JPMorgan analysts led by Nikolaos Panigirtzoglou said the midterm calendar could delay progress on crypto market structure reform this year. Meanwhile, the timing could also affect the final deal, because a compromise reached before the elections may look different from one negotiated afterward, when political incentives and control of Congress could shift.
The calendar problem is colliding with the banks' sustained fight over stablecoins, the digital tokens designed to track the dollar and move across blockchain networks. For banks, the most sensitive question is whether crypto firms can offer yield on stablecoin balances. CryptoSlate previously reported that the bill was intended to prohibit passive yield, meaning payments made simply for holding stablecoins. However, the legislation would still allow rewards tied to activity, such as payments, transactions, loyalty programs, and trading incentives. The distinction could determine whether stablecoins remain payment and settlement tools or become substitutes for bank deposits.

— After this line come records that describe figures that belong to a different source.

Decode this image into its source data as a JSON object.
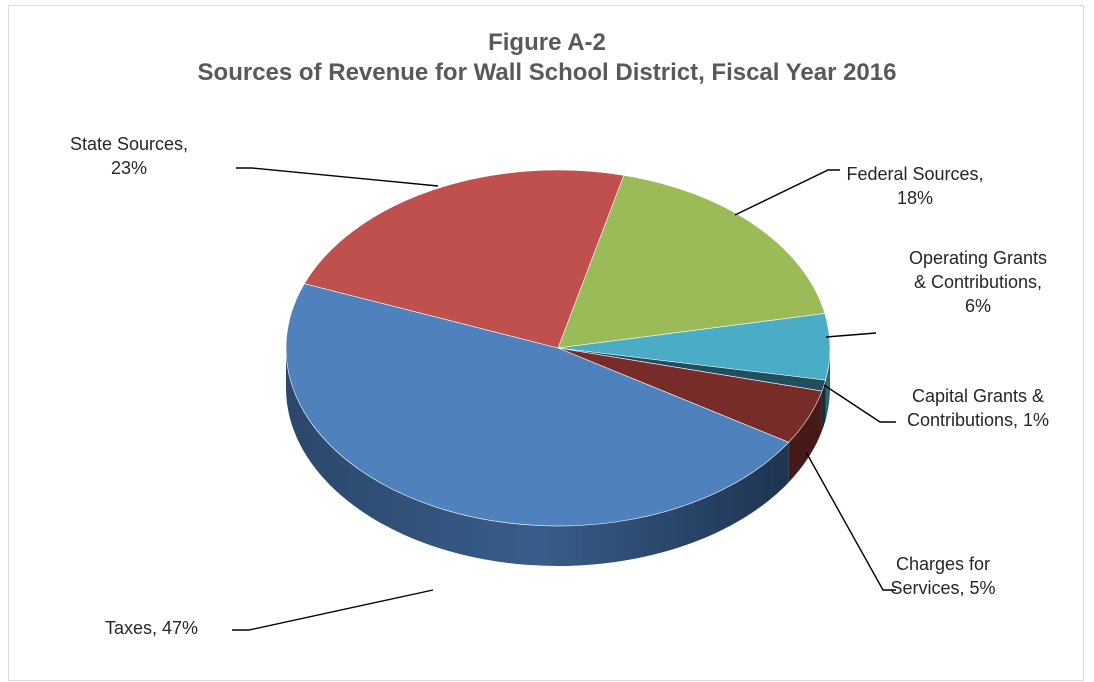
{
  "chart_data": {
    "type": "pie",
    "title": "Figure A-2",
    "subtitle": "Sources of Revenue for Wall School District, Fiscal Year 2016",
    "slices": [
      {
        "label": "Federal Sources, 18%",
        "lines": [
          "Federal Sources,",
          "18%"
        ],
        "value": 18,
        "color": "#9bbb59"
      },
      {
        "label": "Operating Grants & Contributions, 6%",
        "lines": [
          "Operating Grants",
          "& Contributions,",
          "6%"
        ],
        "value": 6,
        "color": "#4bacc6"
      },
      {
        "label": "Capital Grants & Contributions, 1%",
        "lines": [
          "Capital Grants &",
          "Contributions, 1%"
        ],
        "value": 1,
        "color": "#1f4e5f"
      },
      {
        "label": "Charges for Services, 5%",
        "lines": [
          "Charges for",
          "Services, 5%"
        ],
        "value": 5,
        "color": "#772c2a"
      },
      {
        "label": "Taxes, 47%",
        "lines": [
          "Taxes, 47%"
        ],
        "value": 47,
        "color": "#4f81bd"
      },
      {
        "label": "State Sources, 23%",
        "lines": [
          "State Sources,",
          "23%"
        ],
        "value": 23,
        "color": "#c0504d"
      }
    ],
    "legend": "none",
    "data_labels": "outside-with-leader-lines"
  }
}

Crypto firms have pushed for flexibility, arguing that activity-based rewards are part of payments innovation and consumer adoption. The industry says overly strict limits would protect banks from competition and reduce the appeal of digital dollar products that can settle faster than traditional payment systems. Banks counter that stablecoin issuers and crypto platforms should not be allowed to offer bank-like products without bank-like obligations.

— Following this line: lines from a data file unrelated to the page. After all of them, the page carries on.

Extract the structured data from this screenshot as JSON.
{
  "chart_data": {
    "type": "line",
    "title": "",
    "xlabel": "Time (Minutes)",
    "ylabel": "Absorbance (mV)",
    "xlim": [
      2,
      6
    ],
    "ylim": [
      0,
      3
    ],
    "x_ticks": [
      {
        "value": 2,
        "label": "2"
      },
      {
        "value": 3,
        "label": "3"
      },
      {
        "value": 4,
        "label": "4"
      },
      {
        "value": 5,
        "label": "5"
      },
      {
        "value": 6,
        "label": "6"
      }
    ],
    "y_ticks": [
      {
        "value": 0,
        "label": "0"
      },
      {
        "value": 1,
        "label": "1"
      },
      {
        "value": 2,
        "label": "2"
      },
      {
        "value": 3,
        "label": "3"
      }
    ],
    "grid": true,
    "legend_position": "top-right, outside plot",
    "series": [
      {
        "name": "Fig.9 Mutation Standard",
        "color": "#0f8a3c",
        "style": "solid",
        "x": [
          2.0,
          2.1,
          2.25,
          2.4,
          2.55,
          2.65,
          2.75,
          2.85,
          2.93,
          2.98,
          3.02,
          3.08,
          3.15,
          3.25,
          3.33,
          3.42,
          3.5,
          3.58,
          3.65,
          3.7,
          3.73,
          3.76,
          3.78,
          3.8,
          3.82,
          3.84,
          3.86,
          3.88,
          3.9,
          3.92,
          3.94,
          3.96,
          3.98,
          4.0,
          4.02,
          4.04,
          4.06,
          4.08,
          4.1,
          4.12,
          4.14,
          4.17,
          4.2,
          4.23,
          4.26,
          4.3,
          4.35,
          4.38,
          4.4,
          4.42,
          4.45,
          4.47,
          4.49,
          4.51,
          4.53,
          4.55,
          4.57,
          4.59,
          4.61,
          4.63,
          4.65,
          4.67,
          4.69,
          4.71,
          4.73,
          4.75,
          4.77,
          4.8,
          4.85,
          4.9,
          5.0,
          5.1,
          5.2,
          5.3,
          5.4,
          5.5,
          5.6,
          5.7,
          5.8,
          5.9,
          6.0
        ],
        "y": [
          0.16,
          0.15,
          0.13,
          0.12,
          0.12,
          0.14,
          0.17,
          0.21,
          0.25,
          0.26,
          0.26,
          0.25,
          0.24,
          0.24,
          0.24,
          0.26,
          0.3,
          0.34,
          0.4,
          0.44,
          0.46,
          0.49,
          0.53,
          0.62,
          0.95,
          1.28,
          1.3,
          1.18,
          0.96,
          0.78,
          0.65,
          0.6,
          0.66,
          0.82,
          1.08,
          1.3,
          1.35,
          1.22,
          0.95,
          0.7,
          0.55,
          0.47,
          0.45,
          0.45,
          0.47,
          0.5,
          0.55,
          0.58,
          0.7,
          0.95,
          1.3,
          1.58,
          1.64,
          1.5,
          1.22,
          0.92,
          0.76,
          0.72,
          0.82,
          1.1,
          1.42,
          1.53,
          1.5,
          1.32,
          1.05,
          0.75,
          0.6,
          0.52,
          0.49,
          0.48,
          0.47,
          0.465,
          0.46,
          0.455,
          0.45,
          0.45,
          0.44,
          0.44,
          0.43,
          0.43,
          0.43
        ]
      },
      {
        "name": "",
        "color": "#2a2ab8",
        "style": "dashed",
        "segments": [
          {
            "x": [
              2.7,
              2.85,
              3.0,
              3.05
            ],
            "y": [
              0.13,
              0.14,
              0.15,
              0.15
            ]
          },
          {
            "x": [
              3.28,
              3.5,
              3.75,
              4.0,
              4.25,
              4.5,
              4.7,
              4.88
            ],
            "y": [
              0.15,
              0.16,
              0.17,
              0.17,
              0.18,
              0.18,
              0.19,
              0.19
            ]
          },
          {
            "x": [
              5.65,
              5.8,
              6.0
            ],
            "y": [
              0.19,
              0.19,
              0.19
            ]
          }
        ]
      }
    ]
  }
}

In fact, an American Bankers Association (ABA)-sponsored survey recently stated that “consumers strongly support protecting local lending and the financial system from the risks associated with allowing interest-like rewards on stablecoins.” That argument has gained political force as stablecoins grow into a larger part of digital finance and as major exchanges seek new ways to turn customer balances into payment activity, trading incentives, and yield-linked products.
Essentially, this dispute remains one of the major obstacles to advancing the legislation as bankers and crypto executives lobby for their own advantage.

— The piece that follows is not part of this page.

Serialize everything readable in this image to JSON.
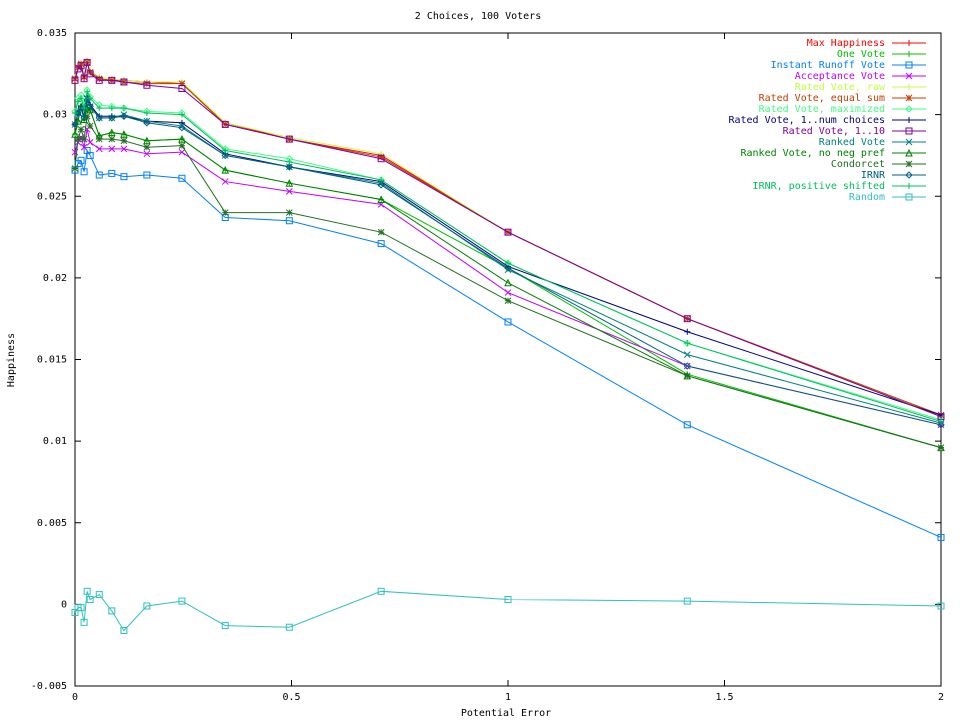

Galaxy Digital stated that the bill’s path could improve if Senate leadership commits to floor time in early to mid-July, if lawmakers bridge the ethics and illicit finance disputes, and if the Banking and Agriculture committees produce a combined package ready for debate. Those signals would show that the bill has both the votes and the calendar space needed to move.
Without them, the path likely shifts to September, when campaign politics and a crowded fall agenda could reshape the bill or push it into another Congress. For now, the CLARITY Act remains alive but weakened. Its chances have fallen because the Senate has less time, the banks are still fighting over digital dollars, and the crypto industry has only a few weeks to prove the bill can clear Washington before election politics take over.